With regard to cognitive aspects of such classification processes [34], the degree of similarity between entities acts as the basis for an inferential logic behind grouping and classifying different entities into categories. In Western scientific taxonomy, as well as in many works on folk biological taxonomies, the degree of biological affinity between organisms is inferred from the combined criterion of similarity and typicality [33,34,35,36]. Yet in the practices reported here, as well as the tacit groupings they evoke, the process of identifying similarities and classifying entities proceeds through a different form of epistemology. Analogical rationality begins with the perception of new similarities between entities, over and above existing categories, that are constantly being produced in a world marked by an emergent “coming into being” of things and organisms that inhabit it. This is possible because, according to analogical reasoning, all characteristics are potentially transferable, thus able to modify the constitution of other entities. This fundamental epistemological feature applies to all of the analogies reported here (Table 1).

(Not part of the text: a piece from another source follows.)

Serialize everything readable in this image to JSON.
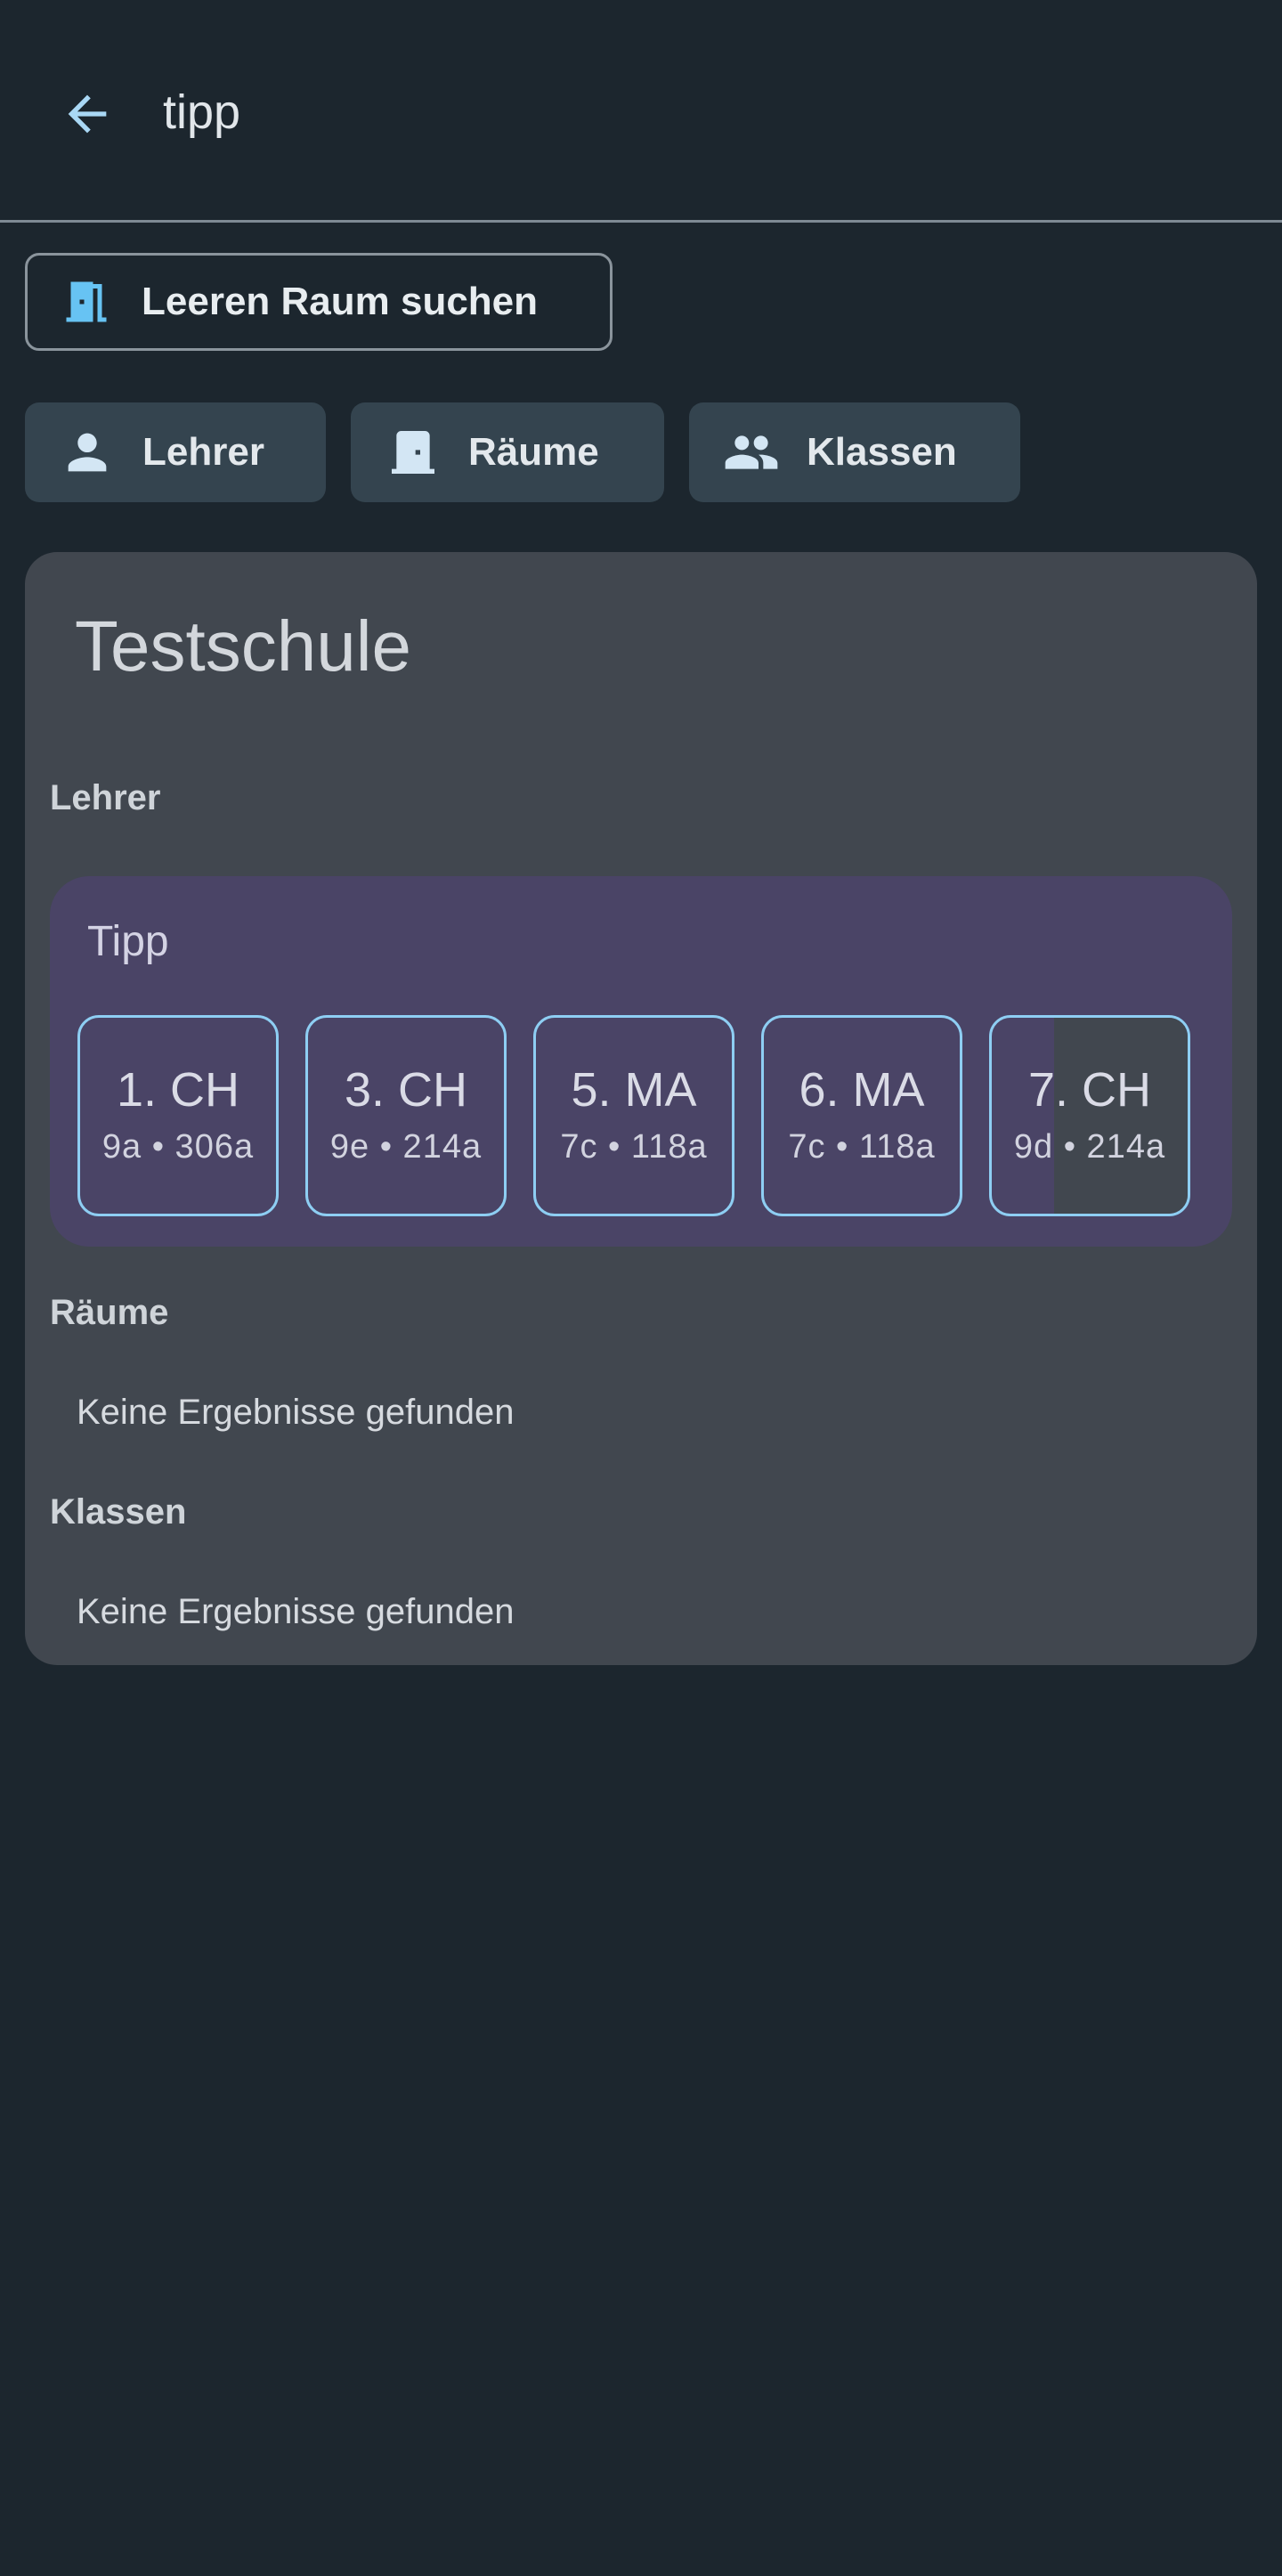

Mainstream Western approaches to scientific as well as folk biological taxonomy infer diachronic continuity from a given set of similarities deemed salient for classificatory purposes. This epistemic process, which emerges from a “naturalistic” ontology, is evident for example in concepts like genealogy and evolutionary history in the natural sciences, as well as for arguments about the importance of morphological similarities produced by evolution in studies of folk biology. By contrast, the analogical knowledge practices reported here work in somewhat the opposite fashion, such that similarities are inferred from salient, synchronic continuities (Table 3). This kind of epistemology is inherent in the analogistic ontological framework.

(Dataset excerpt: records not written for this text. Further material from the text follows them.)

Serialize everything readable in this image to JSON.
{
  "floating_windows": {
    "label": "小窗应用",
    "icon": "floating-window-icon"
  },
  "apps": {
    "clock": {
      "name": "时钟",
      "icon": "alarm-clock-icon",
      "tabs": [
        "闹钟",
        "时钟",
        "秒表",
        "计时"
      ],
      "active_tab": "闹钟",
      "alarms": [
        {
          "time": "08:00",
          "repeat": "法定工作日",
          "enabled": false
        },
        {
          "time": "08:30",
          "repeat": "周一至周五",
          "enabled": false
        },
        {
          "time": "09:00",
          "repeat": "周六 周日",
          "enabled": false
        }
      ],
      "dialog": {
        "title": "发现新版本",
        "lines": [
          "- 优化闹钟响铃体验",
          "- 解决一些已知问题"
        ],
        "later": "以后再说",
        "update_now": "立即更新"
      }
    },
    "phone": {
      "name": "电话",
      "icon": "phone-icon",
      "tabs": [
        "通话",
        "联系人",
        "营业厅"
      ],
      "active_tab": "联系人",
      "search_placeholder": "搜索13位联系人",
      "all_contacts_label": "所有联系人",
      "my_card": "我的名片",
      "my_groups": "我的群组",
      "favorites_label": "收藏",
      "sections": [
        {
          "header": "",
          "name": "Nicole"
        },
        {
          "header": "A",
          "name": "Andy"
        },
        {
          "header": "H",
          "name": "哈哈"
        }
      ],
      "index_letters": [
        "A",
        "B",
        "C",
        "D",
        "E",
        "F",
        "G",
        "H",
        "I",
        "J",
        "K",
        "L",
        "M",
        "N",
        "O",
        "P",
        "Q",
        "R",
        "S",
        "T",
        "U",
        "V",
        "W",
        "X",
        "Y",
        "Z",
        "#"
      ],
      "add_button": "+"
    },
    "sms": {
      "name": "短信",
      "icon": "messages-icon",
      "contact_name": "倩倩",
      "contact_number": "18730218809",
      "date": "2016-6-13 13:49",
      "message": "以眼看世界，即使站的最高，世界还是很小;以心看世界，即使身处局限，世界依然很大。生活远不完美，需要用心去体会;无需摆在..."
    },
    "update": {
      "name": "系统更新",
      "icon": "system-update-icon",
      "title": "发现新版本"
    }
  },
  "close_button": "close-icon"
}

Table 3 Contrasting epistemologies: naturalism versus analogism

Ontological dimension: a permeable world of interchangeable qualities

The data presented here reveal evidence of an analogistic reasoning process driving ethnobiological use patterns related to subsistence practices and daily life among quilombola and ribeirinho communities in Brazil (Fig. 2). Analogism acts as a far-reaching epistemic model, or modus operandi, in both ethnographic contexts. This form of rationality is the product of an ontological frame in which certain qualities of one entity can be transmitted to another entity, establishing a sympathetic mode of causality such that similarity in quality produces similarity in effect. The condition of transmissibility implies an ongoing flow of properties between different things and beings, including people, animals, plants, meteorological phenomena and material objects. This form of rationality highlights a conception of the world as a place full of permeable beings and things, a world in which the virtues or essences of different entities are interchangeable. It is this conception of reality that Descola [7] categorizes as analogism, in contrast to naturalism, animism and totemism.

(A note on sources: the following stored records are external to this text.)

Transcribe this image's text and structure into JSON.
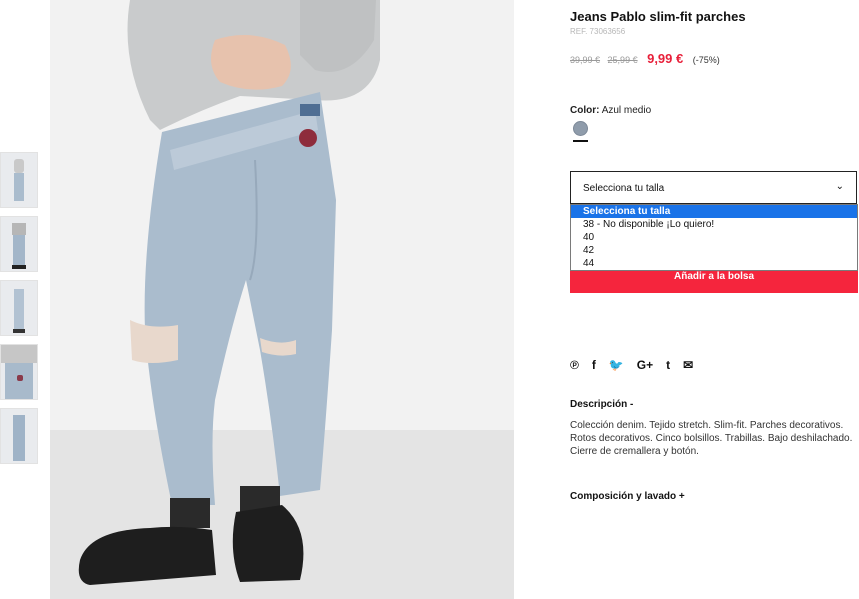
{
  "product": {
    "title": "Jeans Pablo slim-fit parches",
    "ref": "REF. 73063656",
    "price_old_1": "39,99 €",
    "price_old_2": "25,99 €",
    "price_current": "9,99 €",
    "discount": "(-75%)"
  },
  "color": {
    "label": "Color:",
    "value": "Azul medio",
    "swatch": "#8f9cab"
  },
  "size_select": {
    "label": "Selecciona tu talla",
    "options": [
      "Selecciona tu talla",
      "38 - No disponible ¡Lo quiero!",
      "40",
      "42",
      "44"
    ]
  },
  "cart": {
    "add_label": "Añadir a la bolsa"
  },
  "share": {
    "icons": [
      "pinterest-icon",
      "facebook-icon",
      "twitter-icon",
      "google-plus-icon",
      "tumblr-icon",
      "email-icon"
    ],
    "glyphs": [
      "℗",
      "f",
      "🐦",
      "G+",
      "t",
      "✉"
    ]
  },
  "description": {
    "heading": "Descripción -",
    "text": "Colección denim. Tejido stretch. Slim-fit. Parches decorativos. Rotos decorativos. Cinco bolsillos. Trabillas. Bajo deshilachado. Cierre de cremallera y botón."
  },
  "composition": {
    "heading": "Composición y lavado +"
  },
  "colors": {
    "accent_red": "#f5253d",
    "price_red": "#e8203a",
    "select_highlight": "#1a73e8",
    "denim": "#aabccd"
  }
}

In our analysis of the analogical reasoning implied in these ethnobiological practices, we have focused on their potential for identifying and producing similarity between otherwise dissimilar entities. This process depends on a form of causality in which a given entity is susceptible to changing its nature when in contact with the qualities of another entity. We believe that this particular causal aspect is what best defines the ontological difference between these practices and Western naturalistic thought, rather than the varying roles of exteriority vs. interiority as hypothesized by Descola.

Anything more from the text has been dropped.